(1.) In this suit, the plaintiffs claim against the defandants is for the balance of a current account. The defendants Amar Nath Banerjee and Hiralal Mukherjee do not contest the suit. It is admitted that the defendants carried on business in partnership under the firm name of Banerjee Mukherjee & Co., and opened an overdraft account with the plaintiff bank, which is now in liquidation and it was arranged that each partner should be eligible to sign cheques in the firm name, adding thereto his own initials, and that the bank would advance money to enable the defendants to purchase materials and on receipt of the bills given in payment for goods supplied by defendants to customers would collect these on commission and deduct the balance from the overdraft. The defendant Jatindra Nath, however, says that this partnership was dissolved in 1921, and that the plaintiffs had notice thereof. That thereupon he ceased to have any interest in the business, which was carried on by the other two defendants alone, and that he commenced a separate business on his own account. He says also, and this seems to be true, that whatever sum was due to the bank at the time of dissolution has been repaid. He has produced a deed of dissolution dated 24 June 1921, and I have no reason to think that it is other than genuine. He has also produced a carbon copy of a letter dated 27 June 1921, giving notice of the dissolution, which he says that he handed personally to Bhupendra Nath Banerji, who was the managing director of the plaintiff bank, after giving him verbal notice at or about the date of dissolution.

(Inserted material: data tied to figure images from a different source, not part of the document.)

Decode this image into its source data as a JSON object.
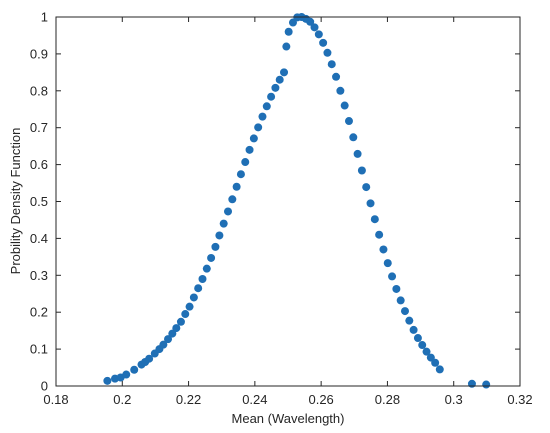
{
  "chart_data": {
    "type": "scatter",
    "title": "",
    "xlabel": "Mean (Wavelength)",
    "ylabel": "Probility Density Function",
    "xlim": [
      0.18,
      0.32
    ],
    "ylim": [
      0,
      1
    ],
    "x_ticks": [
      "0.18",
      "0.2",
      "0.22",
      "0.24",
      "0.26",
      "0.28",
      "0.3",
      "0.32"
    ],
    "y_ticks": [
      "0",
      "0.1",
      "0.2",
      "0.3",
      "0.4",
      "0.5",
      "0.6",
      "0.7",
      "0.8",
      "0.9",
      "1"
    ],
    "grid": false,
    "marker_color": "#1f6fb5",
    "series": [
      {
        "x": [
          0.1955,
          0.1978,
          0.1995,
          0.2012,
          0.2036,
          0.2058,
          0.2069,
          0.2081,
          0.2098,
          0.2112,
          0.2124,
          0.2138,
          0.2151,
          0.2163,
          0.2177,
          0.219,
          0.2203,
          0.2216,
          0.2229,
          0.2242,
          0.2255,
          0.2268,
          0.2281,
          0.2293,
          0.2306,
          0.2319,
          0.2332,
          0.2345,
          0.2358,
          0.2371,
          0.2384,
          0.2397,
          0.241,
          0.2423,
          0.2436,
          0.2449,
          0.2462,
          0.2475,
          0.2488,
          0.2495,
          0.2502,
          0.2515,
          0.2528,
          0.2541,
          0.2554,
          0.2567,
          0.258,
          0.2593,
          0.2606,
          0.2619,
          0.2632,
          0.2645,
          0.2658,
          0.2671,
          0.2684,
          0.2697,
          0.271,
          0.2723,
          0.2736,
          0.2749,
          0.2762,
          0.2775,
          0.2788,
          0.2801,
          0.2814,
          0.2827,
          0.284,
          0.2853,
          0.2866,
          0.2879,
          0.2892,
          0.2905,
          0.2918,
          0.2931,
          0.2944,
          0.2958,
          0.3055,
          0.3098
        ],
        "y": [
          0.014,
          0.02,
          0.023,
          0.031,
          0.044,
          0.058,
          0.065,
          0.074,
          0.088,
          0.1,
          0.112,
          0.127,
          0.142,
          0.157,
          0.174,
          0.195,
          0.215,
          0.24,
          0.265,
          0.29,
          0.318,
          0.347,
          0.377,
          0.408,
          0.44,
          0.473,
          0.506,
          0.54,
          0.574,
          0.607,
          0.64,
          0.671,
          0.701,
          0.73,
          0.758,
          0.784,
          0.808,
          0.83,
          0.85,
          0.92,
          0.96,
          0.985,
          0.999,
          1.0,
          0.995,
          0.987,
          0.972,
          0.953,
          0.93,
          0.903,
          0.872,
          0.838,
          0.8,
          0.76,
          0.718,
          0.674,
          0.629,
          0.584,
          0.539,
          0.495,
          0.452,
          0.41,
          0.37,
          0.333,
          0.297,
          0.263,
          0.232,
          0.203,
          0.177,
          0.152,
          0.13,
          0.111,
          0.093,
          0.077,
          0.063,
          0.045,
          0.006,
          0.004
        ]
      }
    ]
  }
}
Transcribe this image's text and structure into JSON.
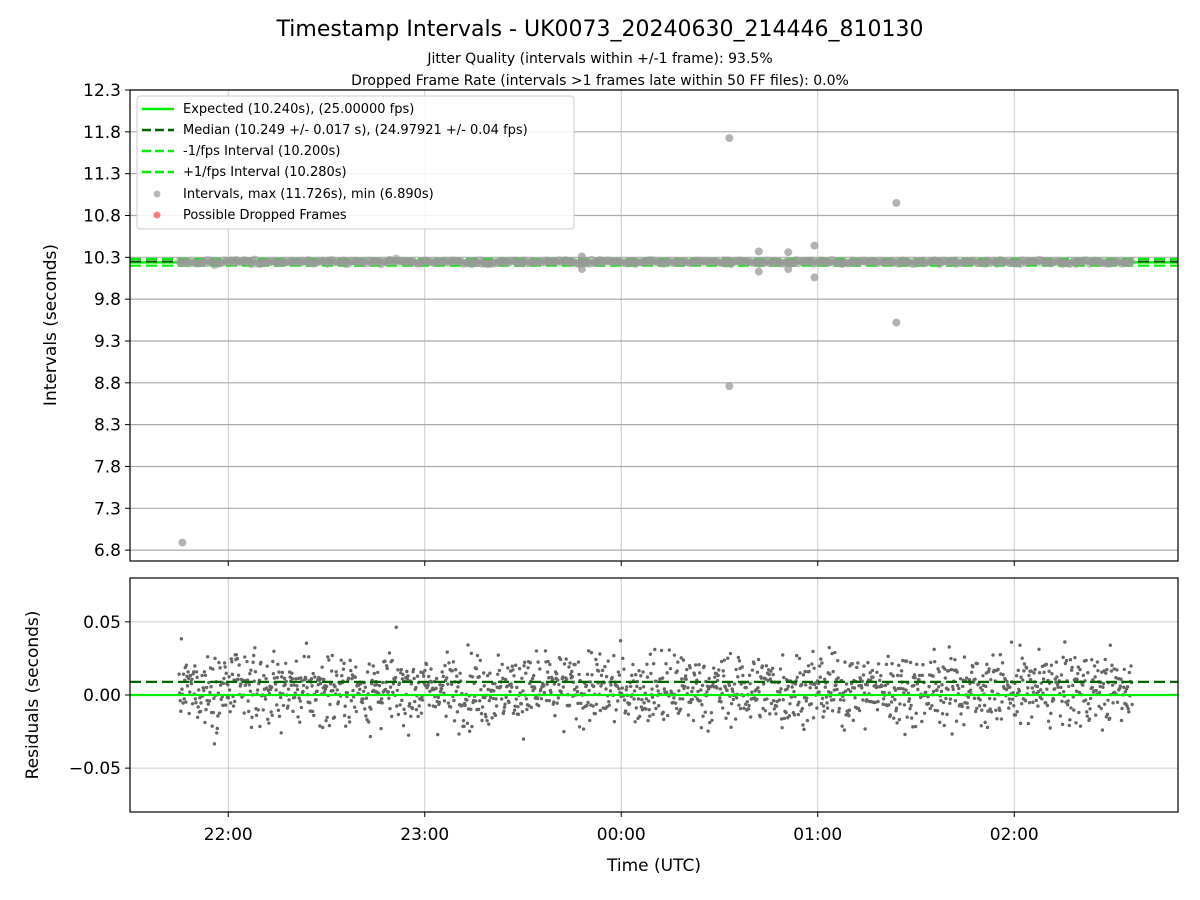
{
  "chart_data": {
    "type": "scatter",
    "title": "Timestamp Intervals - UK0073_20240630_214446_810130",
    "subtitle_lines": [
      "Jitter Quality (intervals within +/-1 frame): 93.5%",
      "Dropped Frame Rate (intervals >1 frames late within 50 FF files): 0.0%"
    ],
    "xlabel": "Time (UTC)",
    "x_tick_labels": [
      "22:00",
      "23:00",
      "00:00",
      "01:00",
      "02:00"
    ],
    "x_ticks": [
      "2024-06-30 22:00",
      "2024-06-30 23:00",
      "2024-07-01 00:00",
      "2024-07-01 01:00",
      "2024-07-01 02:00"
    ],
    "x_range": [
      "2024-06-30 21:30",
      "2024-07-01 02:50"
    ],
    "data_time_range": [
      "2024-06-30 21:45",
      "2024-07-01 02:36"
    ],
    "grid": true,
    "panels": [
      {
        "name": "intervals",
        "ylabel": "Intervals (seconds)",
        "ylim": [
          6.67,
          12.3
        ],
        "y_ticks": [
          6.8,
          7.3,
          7.8,
          8.3,
          8.8,
          9.3,
          9.8,
          10.3,
          10.8,
          11.3,
          11.8,
          12.3
        ],
        "y_tick_labels": [
          "6.8",
          "7.3",
          "7.8",
          "8.3",
          "8.8",
          "9.3",
          "9.8",
          "10.3",
          "10.8",
          "11.3",
          "11.8",
          "12.3"
        ],
        "lines": [
          {
            "label": "Expected (10.240s), (25.00000 fps)",
            "y": 10.24,
            "color": "#00ee00",
            "style": "solid"
          },
          {
            "label": "Median (10.249 +/- 0.017 s), (24.97921 +/- 0.04 fps)",
            "y": 10.249,
            "color": "#006400",
            "style": "dashed"
          },
          {
            "label": "-1/fps Interval (10.200s)",
            "y": 10.2,
            "color": "#00ee00",
            "style": "dashed"
          },
          {
            "label": "+1/fps Interval (10.280s)",
            "y": 10.28,
            "color": "#00ee00",
            "style": "dashed"
          }
        ],
        "scatter_series": [
          {
            "label": "Intervals, max (11.726s), min (6.890s)",
            "color": "#999999"
          },
          {
            "label": "Possible Dropped Frames",
            "color": "#ff4444"
          }
        ],
        "outliers": [
          {
            "x": "2024-06-30 21:46",
            "y": 6.89
          },
          {
            "x": "2024-07-01 00:33",
            "y": 11.726
          },
          {
            "x": "2024-07-01 00:33",
            "y": 8.76
          },
          {
            "x": "2024-07-01 01:24",
            "y": 10.95
          },
          {
            "x": "2024-07-01 01:24",
            "y": 9.52
          },
          {
            "x": "2024-07-01 00:59",
            "y": 10.44
          },
          {
            "x": "2024-07-01 00:59",
            "y": 10.06
          },
          {
            "x": "2024-07-01 00:42",
            "y": 10.37
          },
          {
            "x": "2024-07-01 00:42",
            "y": 10.13
          },
          {
            "x": "2024-07-01 00:51",
            "y": 10.36
          },
          {
            "x": "2024-07-01 00:51",
            "y": 10.16
          },
          {
            "x": "2024-06-30 23:48",
            "y": 10.16
          },
          {
            "x": "2024-06-30 23:48",
            "y": 10.31
          }
        ]
      },
      {
        "name": "residuals",
        "ylabel": "Residuals (seconds)",
        "ylim": [
          -0.08,
          0.08
        ],
        "y_ticks": [
          -0.05,
          0.0,
          0.05
        ],
        "y_tick_labels": [
          "−0.05",
          "0.00",
          "0.05"
        ],
        "lines": [
          {
            "y": 0.0,
            "color": "#00ee00",
            "style": "solid"
          },
          {
            "y": 0.009,
            "color": "#006400",
            "style": "dashed"
          }
        ],
        "scatter_color": "#666666",
        "residual_spread_std": 0.017
      }
    ]
  }
}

(2.) He admits, however, that he did not obtain a receipt for this notice, nor did he receive any acknowledgment from the bank nor did he give any notice to firm's dealing with Banerjee Mukherjee & Co., nor did he advertise the fact of dissolution in the Exchange Gazette, nor in any of the Vernacular Gazettes nor in any English newspaper.
(3.) On the contrary Bhupendra has been called and has stated emphatically that he never had any notice of the dissolution either verbally or in writing until after the institution of the suit and he has produced the bank's Letter Receipt Book which confirms his statement.